Glasgow's journey to becoming host city began 12 years ago when councillors watched Manchester stage the event and thought "we could do that".
And this year we will.
But that seemed anything but certain when then council leader Steven Purcell travelled to Sri Lanka in November 2007 with First Minister Alex Salmond to hear the result of the crucial vote.
The decision to trust Glasgow with staging a competition costing an eye-watering £288million was greeted with understandable delight.
Mr Purcell warned: "We've struck gold for Glasgow, but the hard work starts from here. This is not about politicians taking glory, or about the sporting world coming to Glasgow on its own.
"It's about making sure there is a lasting legacy. A legacy for the people of the East End of the city who will benefit from first-class housing, retail and leisure developments in a city that's been crying out for that kind of change."

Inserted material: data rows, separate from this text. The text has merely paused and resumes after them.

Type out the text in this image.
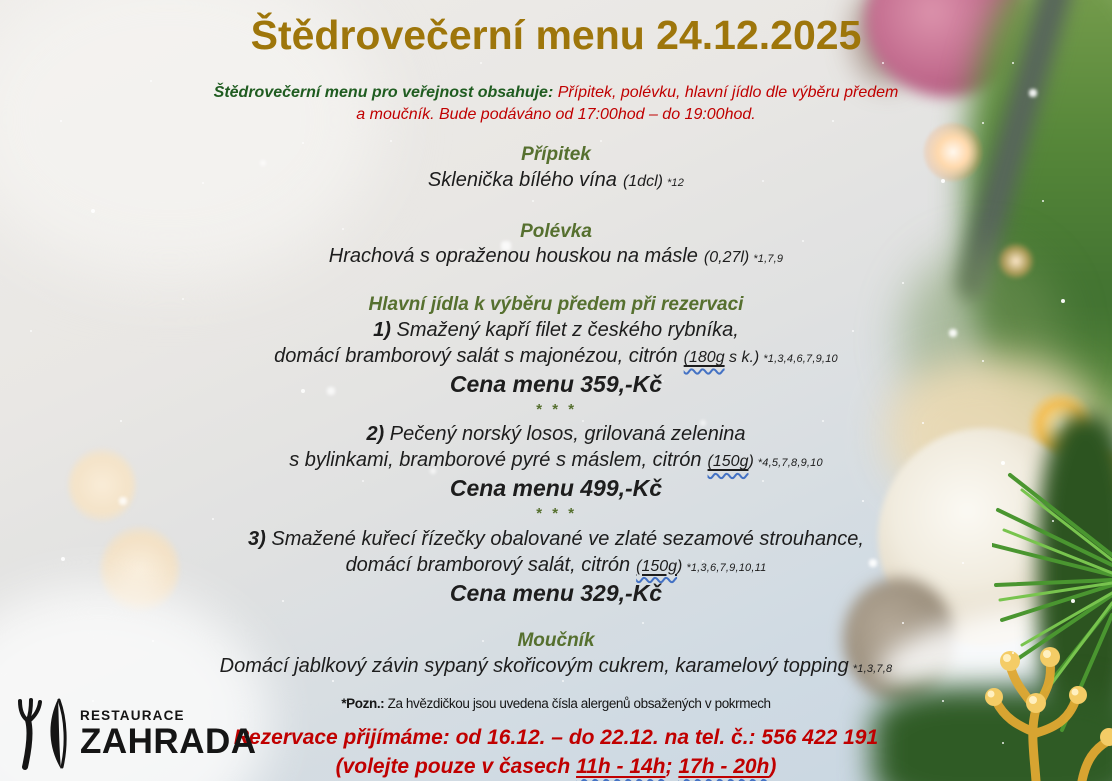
Štědrovečerní menu 24.12.2025

Štědrovečerní menu pro veřejnost obsahuje: Přípitek, polévku, hlavní jídlo dle výběru předem
a moučník. Bude podáváno od 17:00hod – do 19:00hod.

Přípitek
Sklenička bílého vína (1dcl) *12
Polévka
Hrachová s opraženou houskou na másle (0,27l) *1,7,9
Hlavní jídla k výběru předem při rezervaci
1) Smažený kapří filet z českého rybníka,
domácí bramborový salát s majonézou, citrón (180g s k.) *1,3,4,6,7,9,10
Cena menu 359,-Kč
* * *
2) Pečený norský losos, grilovaná zelenina
s bylinkami, bramborové pyré s máslem, citrón (150g) *4,5,7,8,9,10
Cena menu 499,-Kč
* * *
3) Smažené kuřecí řízečky obalované ve zlaté sezamové strouhance,
domácí bramborový salát, citrón (150g) *1,3,6,7,9,10,11
Cena menu 329,-Kč
Moučník
Domácí jablkový závin sypaný skořicovým cukrem, karamelový topping *1,3,7,8
*Pozn.: Za hvězdičkou jsou uvedena čísla alergenů obsažených v pokrmech
Rezervace přijímáme: od 16.12. – do 22.12. na tel. č.: 556 422 191
(volejte pouze v časech 11h - 14h; 17h - 20h)
RESTAURACE
ZAHRADA
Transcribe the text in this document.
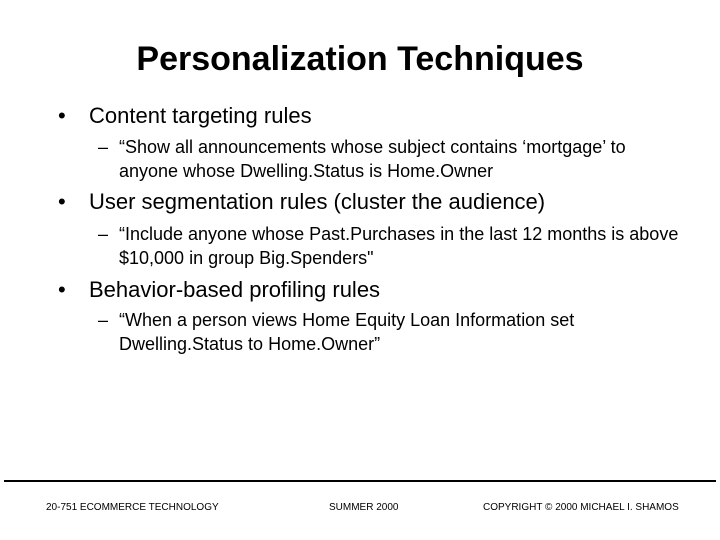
Personalization Techniques
•	Content targeting rules
– “Show all announcements whose subject contains ‘mortgage’ to anyone whose Dwelling.Status is Home.Owner
•	User segmentation rules (cluster the audience)
– “Include anyone whose Past.Purchases in the last 12 months is above $10,000 in group Big.Spenders"
•	Behavior-based profiling rules
– “When a person views Home Equity Loan Information set Dwelling.Status to Home.Owner”
20-751 ECOMMERCE TECHNOLOGY	SUMMER 2000	COPYRIGHT © 2000 MICHAEL I. SHAMOS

Now with just months to go before the opening ceremony, much of what Mr Purcell demanded should happen, has happened.
The new council-owned sporting venues are built and open for business.
And millions of pounds has been spent upgrading and expanding existing sports centres.
In the East End, a new state-of-the art village has been built to house the athletes and officials.
But while the bricks and mortar necessary to accommodate the Games are in place, much has still to be done to ensure the success of what is an opportunity of a lifetime.
Mr Salmond said when the decision to award the event to Glasgow was announced: "We will make these Games the greatest sporting event our country has ever seen."
The city's elected representatives are already excited about what 2014 has in store.
Council leader Gordon Matheson is looking forward to showcasing Glasgow in front of a worldwide TV audience of 1.5billion people.
With the MTV Awards being held in the city in November, he insists it is the Year of Glasgow.
He said: "It is difficult to overstate just how important an opportunity this is."
In July the sport will be important but it will be the legacy of the Games which will mark just how successful they have been.